Turning to Nurse Beaton, the Major whispered:—

"Don't worry him about this dream at all. Leave it to me. It's wonderful. Take him on your lap, Nurse, and—er—be ready. It's a very life-like picture, and I'm going to spring it on him without any remark—but I'm more than a little anxious, I admit. Still, it's got to come, as I say, and better a picture first, with ourselves present. If the picture don't affect him I'll show him a real one. May be all right of course, but I don't know. I came across a somewhat similar case once before—and it was not all right. Not by any means," and he disclosed the brilliantly coloured Animal Picture Book and knelt beside the expectant boy.

On the first page was an incredibly leonine lion, who appeared to have solved with much satisfaction the problem of aerial flight, so far was he from the mountain whence he had sprung and above the back of the antelope towards which he had propelled himself.

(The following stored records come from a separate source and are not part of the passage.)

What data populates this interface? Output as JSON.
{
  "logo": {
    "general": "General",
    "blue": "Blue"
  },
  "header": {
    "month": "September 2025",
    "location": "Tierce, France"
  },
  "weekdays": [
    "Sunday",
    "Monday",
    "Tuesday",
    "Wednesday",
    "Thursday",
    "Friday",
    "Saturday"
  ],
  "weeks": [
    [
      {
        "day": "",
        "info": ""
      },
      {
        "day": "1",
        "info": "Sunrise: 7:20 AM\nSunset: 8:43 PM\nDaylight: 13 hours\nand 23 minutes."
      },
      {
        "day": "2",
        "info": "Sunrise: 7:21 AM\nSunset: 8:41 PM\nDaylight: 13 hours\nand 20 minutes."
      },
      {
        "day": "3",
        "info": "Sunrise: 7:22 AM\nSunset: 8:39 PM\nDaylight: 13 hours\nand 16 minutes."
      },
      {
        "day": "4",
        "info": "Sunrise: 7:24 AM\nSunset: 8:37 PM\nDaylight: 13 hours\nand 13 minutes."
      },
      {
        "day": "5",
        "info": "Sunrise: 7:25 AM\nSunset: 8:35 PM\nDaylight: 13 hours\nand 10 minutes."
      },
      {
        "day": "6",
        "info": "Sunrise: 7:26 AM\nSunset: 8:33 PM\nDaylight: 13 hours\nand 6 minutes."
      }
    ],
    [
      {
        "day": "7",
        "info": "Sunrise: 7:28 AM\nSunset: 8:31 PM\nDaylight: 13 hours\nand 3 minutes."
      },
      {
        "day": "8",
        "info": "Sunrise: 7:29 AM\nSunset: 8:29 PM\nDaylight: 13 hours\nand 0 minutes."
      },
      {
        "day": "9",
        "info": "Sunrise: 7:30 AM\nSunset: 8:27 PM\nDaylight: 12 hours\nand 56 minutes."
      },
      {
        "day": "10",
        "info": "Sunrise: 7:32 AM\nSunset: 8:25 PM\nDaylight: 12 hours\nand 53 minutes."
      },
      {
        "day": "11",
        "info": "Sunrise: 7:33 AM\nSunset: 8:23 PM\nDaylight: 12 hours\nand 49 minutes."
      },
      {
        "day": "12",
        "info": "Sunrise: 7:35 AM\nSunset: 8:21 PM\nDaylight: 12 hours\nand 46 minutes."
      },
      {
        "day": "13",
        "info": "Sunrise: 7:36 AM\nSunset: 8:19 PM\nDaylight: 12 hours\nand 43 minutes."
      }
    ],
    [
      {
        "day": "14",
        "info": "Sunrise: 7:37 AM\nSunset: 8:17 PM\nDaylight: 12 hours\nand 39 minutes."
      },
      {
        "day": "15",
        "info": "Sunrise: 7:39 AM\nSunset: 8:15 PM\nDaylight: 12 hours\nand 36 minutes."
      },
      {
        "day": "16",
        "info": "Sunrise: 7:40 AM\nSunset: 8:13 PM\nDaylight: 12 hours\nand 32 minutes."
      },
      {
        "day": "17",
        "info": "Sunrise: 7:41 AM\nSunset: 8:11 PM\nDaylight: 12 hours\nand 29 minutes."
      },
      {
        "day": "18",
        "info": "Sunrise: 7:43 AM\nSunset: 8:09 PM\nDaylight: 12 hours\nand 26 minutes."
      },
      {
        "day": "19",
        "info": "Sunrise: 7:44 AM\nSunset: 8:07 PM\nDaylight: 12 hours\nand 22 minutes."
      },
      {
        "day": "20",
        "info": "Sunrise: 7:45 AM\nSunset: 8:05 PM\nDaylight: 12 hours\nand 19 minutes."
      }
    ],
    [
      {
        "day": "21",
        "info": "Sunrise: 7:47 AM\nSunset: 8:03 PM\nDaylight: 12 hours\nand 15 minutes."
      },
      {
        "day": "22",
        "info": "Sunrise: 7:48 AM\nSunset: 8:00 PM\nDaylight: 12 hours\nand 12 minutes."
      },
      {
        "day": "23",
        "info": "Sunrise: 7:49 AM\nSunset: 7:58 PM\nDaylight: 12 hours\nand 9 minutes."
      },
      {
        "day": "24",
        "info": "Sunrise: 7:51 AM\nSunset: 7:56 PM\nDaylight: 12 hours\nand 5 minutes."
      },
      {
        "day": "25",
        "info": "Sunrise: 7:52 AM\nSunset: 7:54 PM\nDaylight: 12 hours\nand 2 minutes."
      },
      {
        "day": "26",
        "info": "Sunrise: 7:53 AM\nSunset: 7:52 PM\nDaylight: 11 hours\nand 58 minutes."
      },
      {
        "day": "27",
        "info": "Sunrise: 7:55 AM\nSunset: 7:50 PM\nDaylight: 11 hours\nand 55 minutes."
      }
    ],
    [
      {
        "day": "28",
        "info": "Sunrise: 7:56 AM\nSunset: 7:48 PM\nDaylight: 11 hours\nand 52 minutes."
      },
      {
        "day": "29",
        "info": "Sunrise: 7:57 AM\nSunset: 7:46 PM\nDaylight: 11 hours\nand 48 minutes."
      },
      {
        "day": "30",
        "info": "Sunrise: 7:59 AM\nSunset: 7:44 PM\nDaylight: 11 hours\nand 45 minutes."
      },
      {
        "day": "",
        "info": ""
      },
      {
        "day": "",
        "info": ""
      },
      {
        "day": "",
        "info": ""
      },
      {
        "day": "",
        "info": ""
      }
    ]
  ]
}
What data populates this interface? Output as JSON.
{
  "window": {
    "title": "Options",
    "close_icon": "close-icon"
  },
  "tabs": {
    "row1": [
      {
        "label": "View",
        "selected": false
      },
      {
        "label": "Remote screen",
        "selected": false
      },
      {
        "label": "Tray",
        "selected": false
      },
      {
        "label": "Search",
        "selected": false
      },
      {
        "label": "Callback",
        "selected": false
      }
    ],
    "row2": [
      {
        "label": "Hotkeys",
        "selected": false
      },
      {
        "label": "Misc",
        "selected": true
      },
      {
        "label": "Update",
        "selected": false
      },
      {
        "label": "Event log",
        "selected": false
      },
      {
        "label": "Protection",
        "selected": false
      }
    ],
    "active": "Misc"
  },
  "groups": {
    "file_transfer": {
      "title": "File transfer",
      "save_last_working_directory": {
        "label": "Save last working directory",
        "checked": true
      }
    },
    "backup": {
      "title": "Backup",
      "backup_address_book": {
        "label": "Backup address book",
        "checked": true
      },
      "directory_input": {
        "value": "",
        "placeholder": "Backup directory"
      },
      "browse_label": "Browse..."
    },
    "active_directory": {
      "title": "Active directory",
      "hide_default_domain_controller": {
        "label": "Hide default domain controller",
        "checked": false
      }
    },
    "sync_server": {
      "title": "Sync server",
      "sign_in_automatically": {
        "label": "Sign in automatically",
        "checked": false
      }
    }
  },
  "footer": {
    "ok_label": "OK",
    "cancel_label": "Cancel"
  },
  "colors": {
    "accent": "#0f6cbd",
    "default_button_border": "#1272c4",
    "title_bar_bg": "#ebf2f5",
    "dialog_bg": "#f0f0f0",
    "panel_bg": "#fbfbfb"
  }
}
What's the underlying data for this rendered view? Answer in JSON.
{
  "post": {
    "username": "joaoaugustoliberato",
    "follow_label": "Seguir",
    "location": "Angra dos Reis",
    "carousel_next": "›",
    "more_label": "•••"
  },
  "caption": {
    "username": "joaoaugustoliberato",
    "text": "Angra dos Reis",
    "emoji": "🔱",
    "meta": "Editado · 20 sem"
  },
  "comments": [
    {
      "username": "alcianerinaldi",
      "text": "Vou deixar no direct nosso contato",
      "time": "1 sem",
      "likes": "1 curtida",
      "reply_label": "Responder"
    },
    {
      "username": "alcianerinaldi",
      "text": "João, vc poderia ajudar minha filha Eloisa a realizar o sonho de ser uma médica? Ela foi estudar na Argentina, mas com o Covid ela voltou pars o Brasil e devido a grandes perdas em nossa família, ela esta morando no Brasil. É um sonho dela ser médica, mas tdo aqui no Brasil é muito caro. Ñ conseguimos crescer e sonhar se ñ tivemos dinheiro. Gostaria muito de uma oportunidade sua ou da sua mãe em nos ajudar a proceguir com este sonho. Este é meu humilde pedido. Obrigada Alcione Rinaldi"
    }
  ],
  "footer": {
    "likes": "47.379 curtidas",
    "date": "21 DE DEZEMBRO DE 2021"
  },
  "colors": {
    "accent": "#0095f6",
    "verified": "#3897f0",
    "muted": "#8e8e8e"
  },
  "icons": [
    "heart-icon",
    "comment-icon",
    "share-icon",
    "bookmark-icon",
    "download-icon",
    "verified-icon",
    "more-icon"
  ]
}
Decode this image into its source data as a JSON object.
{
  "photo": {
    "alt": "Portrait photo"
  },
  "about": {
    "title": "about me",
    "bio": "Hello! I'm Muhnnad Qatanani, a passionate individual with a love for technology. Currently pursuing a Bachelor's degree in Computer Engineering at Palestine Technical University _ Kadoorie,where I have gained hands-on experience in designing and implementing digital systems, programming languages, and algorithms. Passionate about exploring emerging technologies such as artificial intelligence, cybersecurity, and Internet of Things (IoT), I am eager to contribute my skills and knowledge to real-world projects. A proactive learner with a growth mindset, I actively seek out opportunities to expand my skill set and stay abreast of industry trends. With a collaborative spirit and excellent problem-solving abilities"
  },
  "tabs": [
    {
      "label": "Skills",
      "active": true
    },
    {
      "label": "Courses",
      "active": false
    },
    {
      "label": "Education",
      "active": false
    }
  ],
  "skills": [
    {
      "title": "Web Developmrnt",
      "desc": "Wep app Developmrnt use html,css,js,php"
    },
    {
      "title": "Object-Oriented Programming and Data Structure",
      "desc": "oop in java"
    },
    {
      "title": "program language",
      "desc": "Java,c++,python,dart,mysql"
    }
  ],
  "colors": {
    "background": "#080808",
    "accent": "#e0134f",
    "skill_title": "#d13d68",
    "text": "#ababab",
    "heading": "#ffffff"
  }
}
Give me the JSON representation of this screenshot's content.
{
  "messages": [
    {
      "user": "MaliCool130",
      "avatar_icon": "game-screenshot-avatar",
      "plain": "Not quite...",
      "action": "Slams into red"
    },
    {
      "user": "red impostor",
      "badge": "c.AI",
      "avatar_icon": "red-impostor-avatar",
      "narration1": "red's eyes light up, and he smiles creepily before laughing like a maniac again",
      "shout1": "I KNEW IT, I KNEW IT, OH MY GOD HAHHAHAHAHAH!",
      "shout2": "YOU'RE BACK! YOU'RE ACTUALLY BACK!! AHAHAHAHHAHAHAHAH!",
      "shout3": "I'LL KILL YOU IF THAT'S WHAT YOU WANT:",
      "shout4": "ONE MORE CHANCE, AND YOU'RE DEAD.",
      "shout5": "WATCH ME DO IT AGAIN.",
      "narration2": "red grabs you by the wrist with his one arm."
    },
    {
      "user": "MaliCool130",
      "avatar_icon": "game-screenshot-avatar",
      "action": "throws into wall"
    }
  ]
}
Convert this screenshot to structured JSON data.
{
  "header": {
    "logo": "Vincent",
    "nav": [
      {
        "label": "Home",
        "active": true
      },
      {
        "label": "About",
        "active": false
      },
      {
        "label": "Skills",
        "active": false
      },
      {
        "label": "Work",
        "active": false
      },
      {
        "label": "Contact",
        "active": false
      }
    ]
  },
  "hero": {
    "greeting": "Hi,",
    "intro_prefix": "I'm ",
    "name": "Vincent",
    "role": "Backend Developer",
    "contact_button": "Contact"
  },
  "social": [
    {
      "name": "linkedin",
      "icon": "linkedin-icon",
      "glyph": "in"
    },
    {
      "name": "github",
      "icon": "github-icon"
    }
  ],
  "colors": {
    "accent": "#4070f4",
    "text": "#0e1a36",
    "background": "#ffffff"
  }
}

One could almost hear him roar. There was menace and fate in eye and tooth and claw, yea, in the very kink of the prehensile-seeming tail wherewith he apparently steered his course in mid-air. To gaze upon his impressive and determined countenance was to sympathize most fully with the sore-tried Prophet of old (known to Damocles as Dannle-in-the-lines-den) for ever more.

The boy was wholly charmed, stroked the glowing ferocity and observed that he was a pukka Bahadur.[7]

On the next page, burning bright, was a tiger, if possible one degree more terrible than the lion. His "fearful cemetery" appeared to be full, judging by its burgeoned bulge and the shocking state of depletion exhibited by the buffalo on which he fed with barely inaudible snarls and grunts of satisfaction. Blood dripped from his capacious and over-furnished mouth.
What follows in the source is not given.